From Monday through Thursday, Hausermann is a therapist in a family medicine clinic at Boston Medical Center. She concentrates on her High Peaks practice on late afternoons and weekends.
“I think it’s an innovative, great model,” says Cindy Gordon, her supervisor at BMC. “Natural sunlight and fresh air does a lot for one’s mental health. Some of the clinics are very sterile environments.”
Hausermann says her experience at BMC has made her realize that traditional therapy isn’t for everyone. One population she believes can particularly benefit from walk-and-talk sessions are adolescents — “especially kids who have hyperactivity and find it hard to sit still for an hour,” she says. “This is a much more active, engaging way to make progress.”
And with so many kids spending so much time online, the need for fresh air may be more important than ever. “There’s so much screen time, with people more reliant on their phone, their tablet, their computer,” says Hausermann. “It’s really sad that a lot of kids don’t get the chance to explore the outdoors like I did, or my parents did.”
Hausermann’s love of nature is in her DNA. A Boston native, she spent summers with her grandparents outside Syracuse, N.Y. “Both my grandfathers were farmers and I learned about growing things: planting, life, death, and regrowth. We walked through the woods a lot,” she says. In high school, Hausermann trekked the challenging Inca Trail to Machu Picchu, and two summers ago, she summited Mount Kilimanjaro, Africa’s highest peak, with a group of family and friends.
In Atlanta, therapist Denice Crowe Clark also takes her clients outdoors. Last May, she opened Sole to Soul Therapy and Consulting. She believes she is the only such practitioner in the city, where she holds sessions in Piedmont Park.
Both Clark and Hausermann note that even Freud, the father of psychoanalysis whose patients lay on a couch, would sometimes take them out on the streets of Vienna for a walk.
“There are benefits to outdoors and exercise,” says Clark. “In laymen’s terms, it helps enhance those pleasure centers of the brain, it helps with mood, with sleep.” She also believes that it levels the playing field between therapist and client. “There’s a power differential there, and when you take it out of the office, it’s more of an equalizer.”
Aren’t there distractions during the 50-minute sessions? Yes, and Hausermann welcomes them.

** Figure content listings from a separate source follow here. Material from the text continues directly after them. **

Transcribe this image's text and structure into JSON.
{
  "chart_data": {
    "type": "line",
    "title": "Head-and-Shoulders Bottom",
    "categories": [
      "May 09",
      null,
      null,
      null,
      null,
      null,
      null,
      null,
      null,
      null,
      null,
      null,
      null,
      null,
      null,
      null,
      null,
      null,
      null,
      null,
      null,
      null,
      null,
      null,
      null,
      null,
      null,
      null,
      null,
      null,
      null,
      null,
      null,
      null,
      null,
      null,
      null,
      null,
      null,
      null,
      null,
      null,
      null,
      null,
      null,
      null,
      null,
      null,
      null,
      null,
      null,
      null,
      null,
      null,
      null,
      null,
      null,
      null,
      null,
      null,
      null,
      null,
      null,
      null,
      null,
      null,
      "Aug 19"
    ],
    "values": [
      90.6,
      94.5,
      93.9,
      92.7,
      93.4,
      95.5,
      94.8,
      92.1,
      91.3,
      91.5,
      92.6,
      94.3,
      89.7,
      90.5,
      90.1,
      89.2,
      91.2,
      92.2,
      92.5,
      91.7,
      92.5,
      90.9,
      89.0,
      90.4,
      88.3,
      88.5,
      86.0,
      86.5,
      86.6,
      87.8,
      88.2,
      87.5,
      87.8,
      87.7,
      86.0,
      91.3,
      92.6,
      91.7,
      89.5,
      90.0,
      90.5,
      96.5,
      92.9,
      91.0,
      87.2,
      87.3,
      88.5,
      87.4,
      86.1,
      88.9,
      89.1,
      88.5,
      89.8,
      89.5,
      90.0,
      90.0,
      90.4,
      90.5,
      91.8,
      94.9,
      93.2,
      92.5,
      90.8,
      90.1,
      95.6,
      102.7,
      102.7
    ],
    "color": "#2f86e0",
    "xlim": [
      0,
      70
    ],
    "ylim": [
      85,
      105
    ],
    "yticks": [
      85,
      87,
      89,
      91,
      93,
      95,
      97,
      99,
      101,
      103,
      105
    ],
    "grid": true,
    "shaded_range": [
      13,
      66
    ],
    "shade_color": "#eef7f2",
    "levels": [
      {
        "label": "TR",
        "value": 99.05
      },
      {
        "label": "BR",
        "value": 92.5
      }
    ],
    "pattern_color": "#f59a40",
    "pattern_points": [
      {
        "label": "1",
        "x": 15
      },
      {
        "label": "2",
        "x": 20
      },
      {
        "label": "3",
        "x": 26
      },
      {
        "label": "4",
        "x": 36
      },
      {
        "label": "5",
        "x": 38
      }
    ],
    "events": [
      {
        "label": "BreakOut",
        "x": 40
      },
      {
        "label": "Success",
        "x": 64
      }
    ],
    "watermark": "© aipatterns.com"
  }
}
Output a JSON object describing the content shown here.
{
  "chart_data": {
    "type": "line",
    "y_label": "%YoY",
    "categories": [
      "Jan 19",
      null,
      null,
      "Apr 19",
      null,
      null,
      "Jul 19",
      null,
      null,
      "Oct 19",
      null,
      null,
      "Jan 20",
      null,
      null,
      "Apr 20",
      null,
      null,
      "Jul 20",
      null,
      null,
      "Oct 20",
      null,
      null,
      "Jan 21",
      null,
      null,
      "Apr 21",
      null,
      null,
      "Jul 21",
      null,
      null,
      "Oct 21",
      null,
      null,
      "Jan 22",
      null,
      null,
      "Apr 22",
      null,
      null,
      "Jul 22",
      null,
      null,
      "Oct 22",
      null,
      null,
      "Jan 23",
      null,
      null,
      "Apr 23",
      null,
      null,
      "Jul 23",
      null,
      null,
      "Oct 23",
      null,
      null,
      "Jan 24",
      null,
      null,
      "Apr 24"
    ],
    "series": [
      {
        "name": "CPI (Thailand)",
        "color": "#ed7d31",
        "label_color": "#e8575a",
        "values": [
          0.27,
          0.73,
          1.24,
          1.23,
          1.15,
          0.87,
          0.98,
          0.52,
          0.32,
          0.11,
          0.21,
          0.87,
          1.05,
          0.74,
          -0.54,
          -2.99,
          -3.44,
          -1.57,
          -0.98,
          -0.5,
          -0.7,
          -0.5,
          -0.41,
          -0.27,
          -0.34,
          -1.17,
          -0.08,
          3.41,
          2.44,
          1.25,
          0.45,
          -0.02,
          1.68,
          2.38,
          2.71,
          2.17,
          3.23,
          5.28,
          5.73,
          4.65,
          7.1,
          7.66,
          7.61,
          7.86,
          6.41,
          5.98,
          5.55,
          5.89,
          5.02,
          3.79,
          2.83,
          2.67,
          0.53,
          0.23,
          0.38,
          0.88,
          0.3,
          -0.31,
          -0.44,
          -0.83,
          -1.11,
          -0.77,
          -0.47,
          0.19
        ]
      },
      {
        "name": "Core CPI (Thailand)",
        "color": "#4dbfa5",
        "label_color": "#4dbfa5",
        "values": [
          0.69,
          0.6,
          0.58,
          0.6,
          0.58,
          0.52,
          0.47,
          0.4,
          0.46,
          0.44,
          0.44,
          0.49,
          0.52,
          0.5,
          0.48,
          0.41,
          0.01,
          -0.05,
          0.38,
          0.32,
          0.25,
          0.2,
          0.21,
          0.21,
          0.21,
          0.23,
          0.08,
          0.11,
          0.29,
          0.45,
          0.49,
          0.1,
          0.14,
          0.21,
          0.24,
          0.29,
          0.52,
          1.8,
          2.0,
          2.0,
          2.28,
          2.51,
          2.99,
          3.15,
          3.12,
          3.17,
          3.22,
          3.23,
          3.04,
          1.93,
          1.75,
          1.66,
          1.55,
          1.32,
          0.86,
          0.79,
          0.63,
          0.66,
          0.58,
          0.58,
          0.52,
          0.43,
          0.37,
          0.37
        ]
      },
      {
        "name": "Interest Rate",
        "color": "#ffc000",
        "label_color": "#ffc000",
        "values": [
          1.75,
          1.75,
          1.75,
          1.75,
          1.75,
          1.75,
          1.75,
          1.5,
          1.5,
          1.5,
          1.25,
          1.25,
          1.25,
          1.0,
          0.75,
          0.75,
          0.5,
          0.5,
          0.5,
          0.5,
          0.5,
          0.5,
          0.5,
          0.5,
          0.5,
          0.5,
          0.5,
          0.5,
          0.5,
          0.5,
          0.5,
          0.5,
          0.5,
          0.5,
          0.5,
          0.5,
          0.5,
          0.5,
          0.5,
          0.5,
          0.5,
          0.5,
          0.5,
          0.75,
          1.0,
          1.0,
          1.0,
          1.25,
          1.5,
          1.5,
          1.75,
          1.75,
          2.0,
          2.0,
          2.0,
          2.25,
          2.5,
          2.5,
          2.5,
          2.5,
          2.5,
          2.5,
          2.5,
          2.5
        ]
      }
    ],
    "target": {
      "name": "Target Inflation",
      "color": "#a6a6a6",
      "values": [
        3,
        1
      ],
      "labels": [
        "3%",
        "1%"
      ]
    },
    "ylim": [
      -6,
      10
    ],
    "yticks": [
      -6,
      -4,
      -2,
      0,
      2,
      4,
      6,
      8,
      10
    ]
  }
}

“It’s important to redirect our attention to what Mother Nature has to offer,” she says. “It helps foster communication. If we see a hawk flying overhead, one of my adolescents might talk about his interest in birds, and then about his general interests. Or a woman might observe the beauty of the fall foliage, and that might spark a conversation that can relate back to her personally.”
Both she and Clark hold their initial consults indoors, to screen patients. “I am a female walking outside. I want to make sure I feel safe, and that the client-therapist fit is a good one,” says Clark, who like Hausermann counsels during daylight hours and avoids secluded spots.
The days are getting shorter now, the air cooler. Come winter, Hausermann is ready to get out her skis and snowshoes. “Bad weather is a metaphor for life,” she says. “Sometimes things don’t work out the way you want them to, but it’s important to get outside.”
Would her client be willing to brave the cold? “I don’t snowshoe or cross-country ski,” Andrews says, as they take off down the path at Wilson Mountain. “But I’m open to it.”